Beijing today called the award of the Nobel Peace Prize to a Chinese dissident “blasphemy.” “Liu Xiaobo is a convicted criminal sentenced to jail by Chinese justice authorities for violation of Chinese law,” said Ma Zhaoxu, a Foreign Ministry spokesman. “His acts are in complete contradiction to the purpose of the Nobel Peace Prize.”
Mr. Liu is serving an 11-year sentence, handed down on Christmas Day 2008, for subverting state power. He was detained for, among other things, his sponsorship of Charter 08, a manifesto calling for a “free, democratic and constitutional nation.”

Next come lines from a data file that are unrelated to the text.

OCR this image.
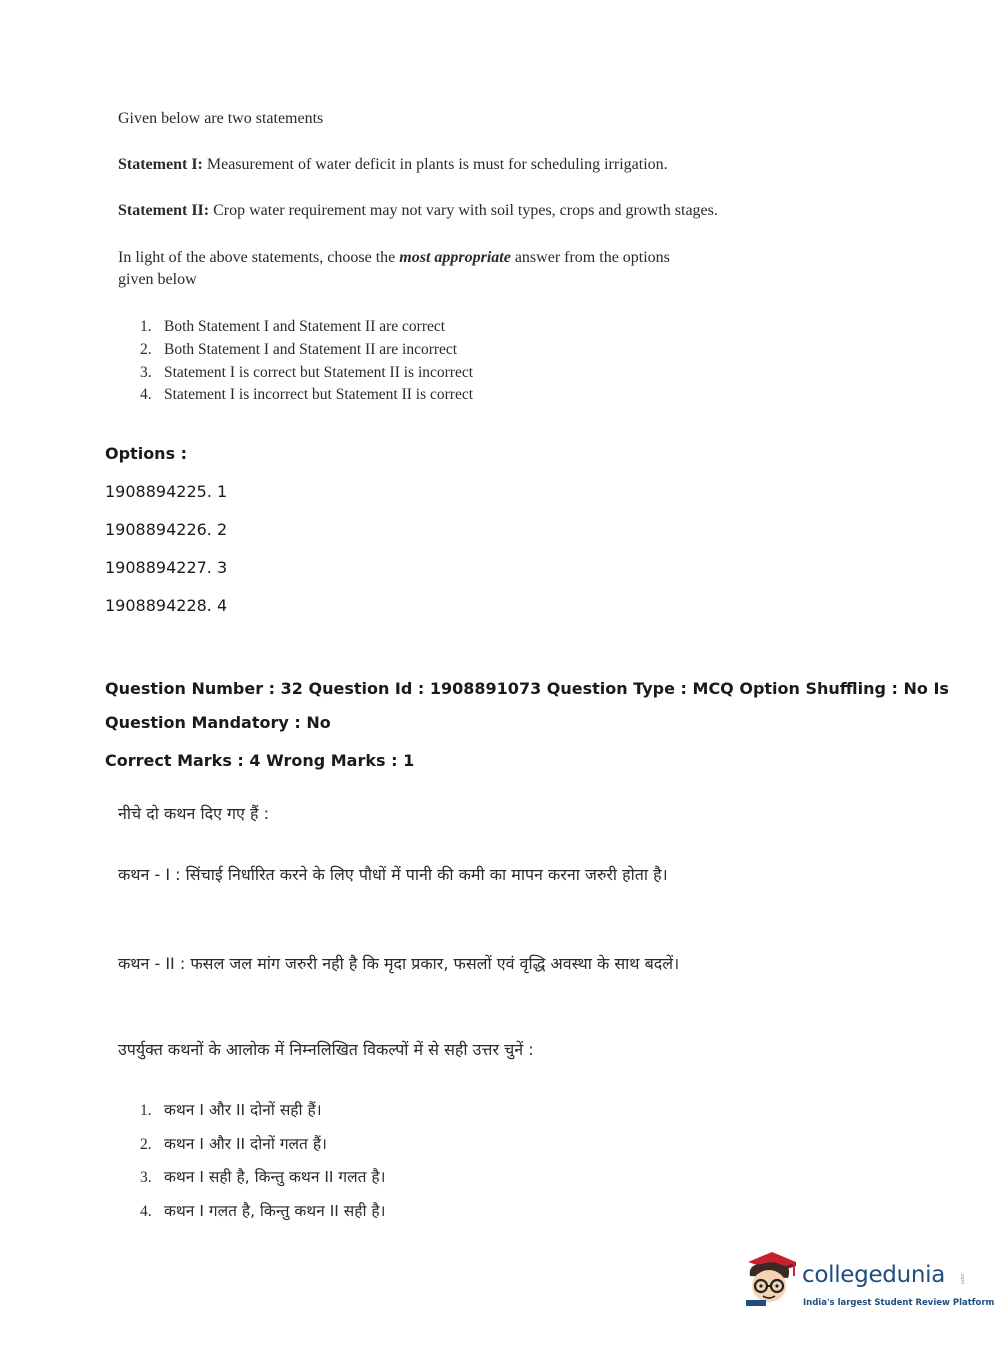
Given below are two statements
Statement I: Measurement of water deficit in plants is must for scheduling irrigation.
Statement II: Crop water requirement may not vary with soil types, crops and growth stages.
In light of the above statements, choose the most appropriate answer from the options given below

1. Both Statement I and Statement II are correct

2. Both Statement I and Statement II are incorrect

3. Statement I is correct but Statement II is incorrect

4. Statement I is incorrect but Statement II is correct

Options :
1908894225. 1
1908894226. 2
1908894227. 3
1908894228. 4
Question Number : 32 Question Id : 1908891073 Question Type : MCQ Option Shuffling : No Is
Question Mandatory : No
Correct Marks : 4 Wrong Marks : 1
नीचे दो कथन दिए गए हैं :
कथन - I : सिंचाई निर्धारित करने के लिए पौधों में पानी की कमी का मापन करना जरुरी होता है।
कथन - II : फसल जल मांग जरुरी नही है कि मृदा प्रकार, फसलों एवं वृद्धि अवस्था के साथ बदलें।
उपर्युक्त कथनों के आलोक में निम्नलिखित विकल्पों में से सही उत्तर चुनें :

1. कथन I और II दोनों सही हैं।

2. कथन I और II दोनों गलत हैं।

3. कथन I सही है, किन्तु कथन II गलत है।

4. कथन I गलत है, किन्तु कथन II सही है।

collegedunia	.com
India's largest Student Review Platform
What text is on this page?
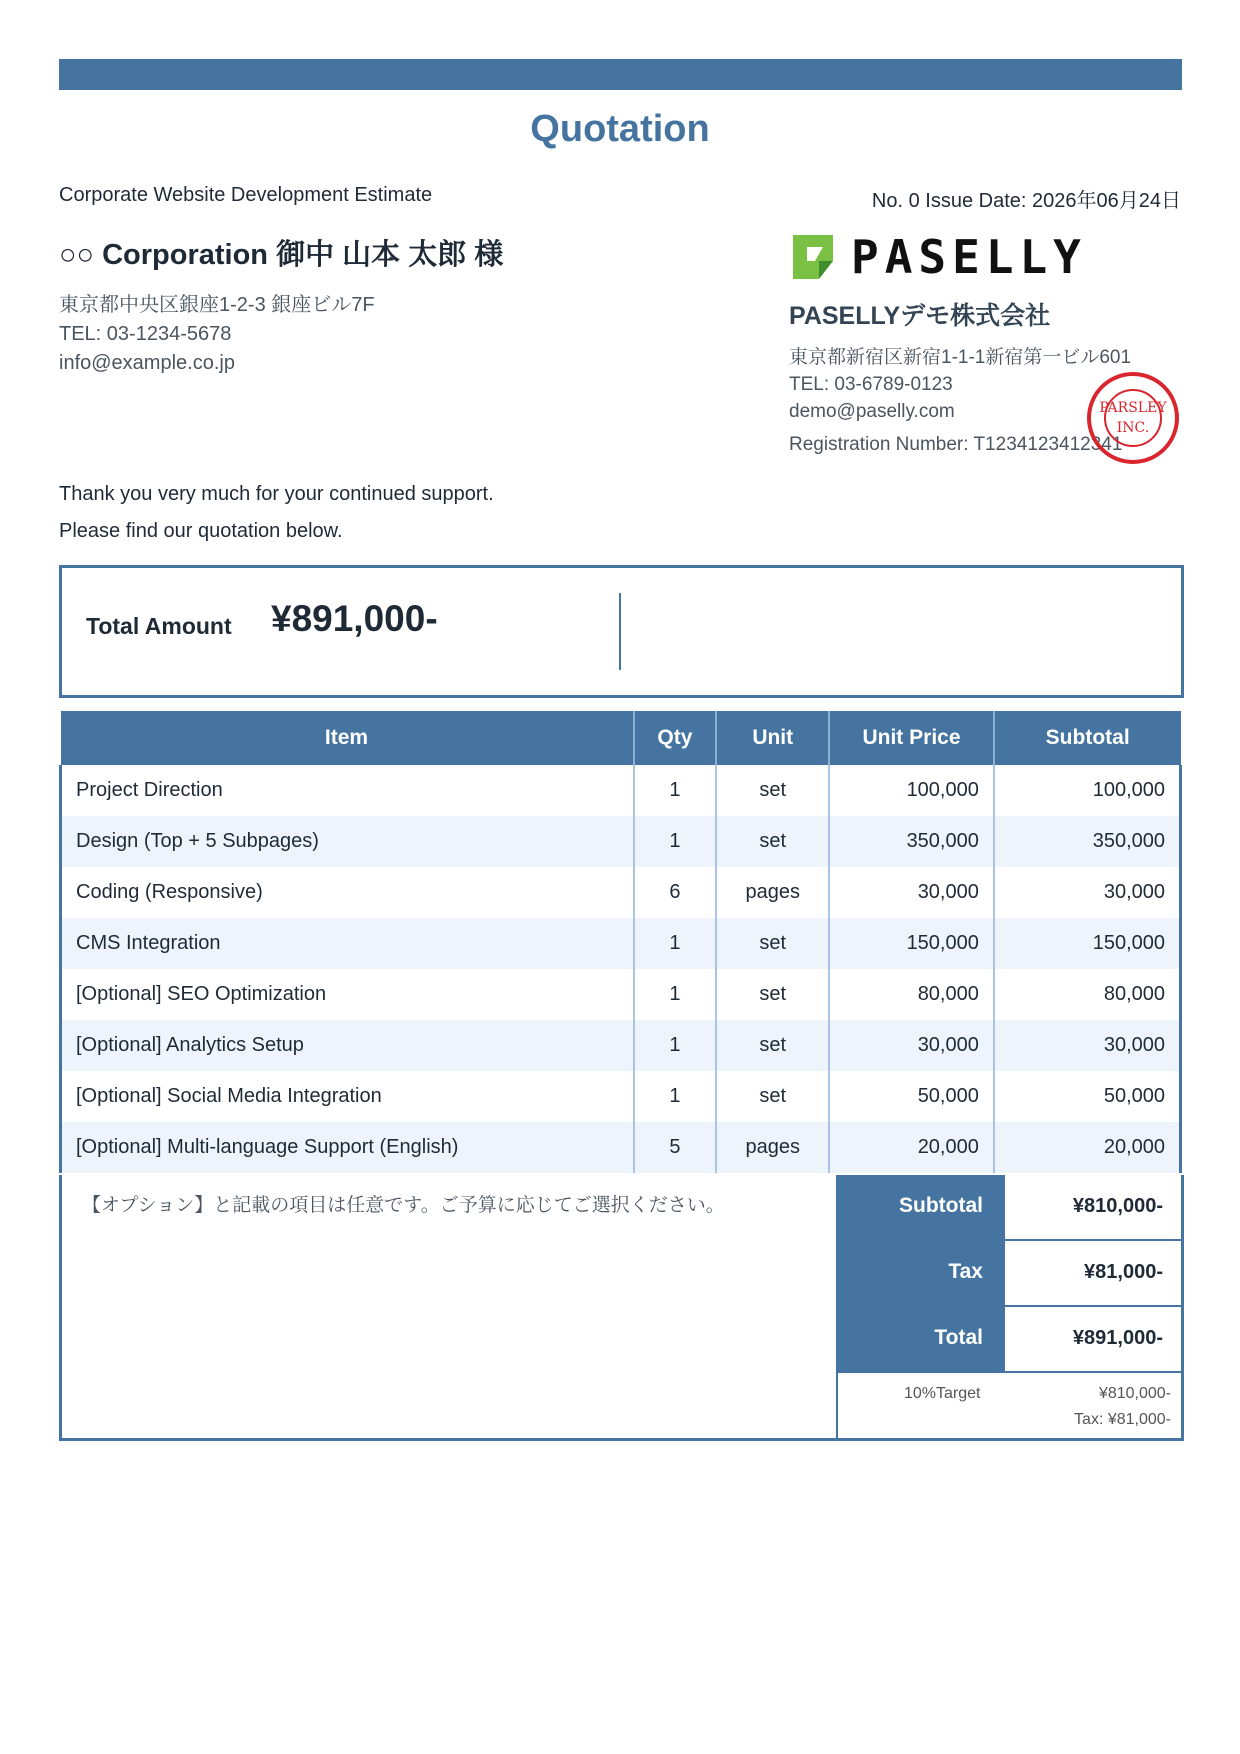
Quotation
Corporate Website Development Estimate	No. 0 Issue Date: 2026年06月24日
○○ Corporation 御中 山本 太郎 様
東京都中央区銀座1-2-3 銀座ビル7F
TEL: 03-1234-5678
info@example.co.jp
PASELLY
PASELLYデモ株式会社
東京都新宿区新宿1-1-1新宿第一ビル601
TEL: 03-6789-0123
demo@paselly.com
Registration Number: T1234123412341
PARSLEY
INC.
Thank you very much for your continued support.
Please find our quotation below.
Total Amount ¥891,000-
Item	Qty	Unit	Unit Price	Subtotal
Project Direction	1	set	100,000	100,000
Design (Top + 5 Subpages)	1	set	350,000	350,000
Coding (Responsive)	6	pages	30,000	30,000
CMS Integration	1	set	150,000	150,000
[Optional] SEO Optimization	1	set	80,000	80,000
[Optional] Analytics Setup	1	set	30,000	30,000
[Optional] Social Media Integration	1	set	50,000	50,000
[Optional] Multi-language Support (English)	5	pages	20,000	20,000
【オプション】と記載の項目は任意です。ご予算に応じてご選択ください。	Subtotal	¥810,000-
Tax	¥81,000-
Total	¥891,000-
10%Target	¥810,000-
Tax: ¥81,000-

Chinese media was silent about the award to the country’s most prominent dissident. People’s Daily, the Communist Party’s flagship publication, led with a story about the stock market. There was nothing about the prize on government websites or on CCTV, the state broadcaster. Beijing blocked transmission of the BBC and other foreign broadcast media when the prize was announced. Chinese cell phone carriers deleted text messages carrying news of the award.
The central government’s efforts were futile, however. Chinese chatrooms were abuzz with the news and filled with congratulations for the imprisoned Liu. High school children and college students from China were sending out messages on Liu to the Nobel website. QQ, the popular Chinese instant messaging system, carried news of Beijing’s reaction to the prize. Because of the award, tens of millions of Chinese will, for the first time, learn Liu Xiaobo’s name—and what he is trying to accomplish.
China’s autocrats have a lot to be worried about. Nobel prizes have encouraged dissidents and shaken hardline governments. The 1984 award of the Peace Prize to Desmond Tutu, for instance, encouraged foreign countries to begin pulling out investments from South Africa. Nelson Mandela won the award in 1993, the year before his election as president.
Today’s announcement from Oslo signals to the Chinese people that the rest of the world stands behind their aspirations for a freer society. “Liu’s committed advocacy on behalf of democracy in China is, above all, intended for the benefit of the Chinese people,” Tutu and others stated in an open letter in January. The changes in Chinese society at this moment are momentous, even though we may not always see the transformation that is occurring. Mr. Liu’s award is bound to hasten the liberalization in China that must occur—for the benefit of everyone.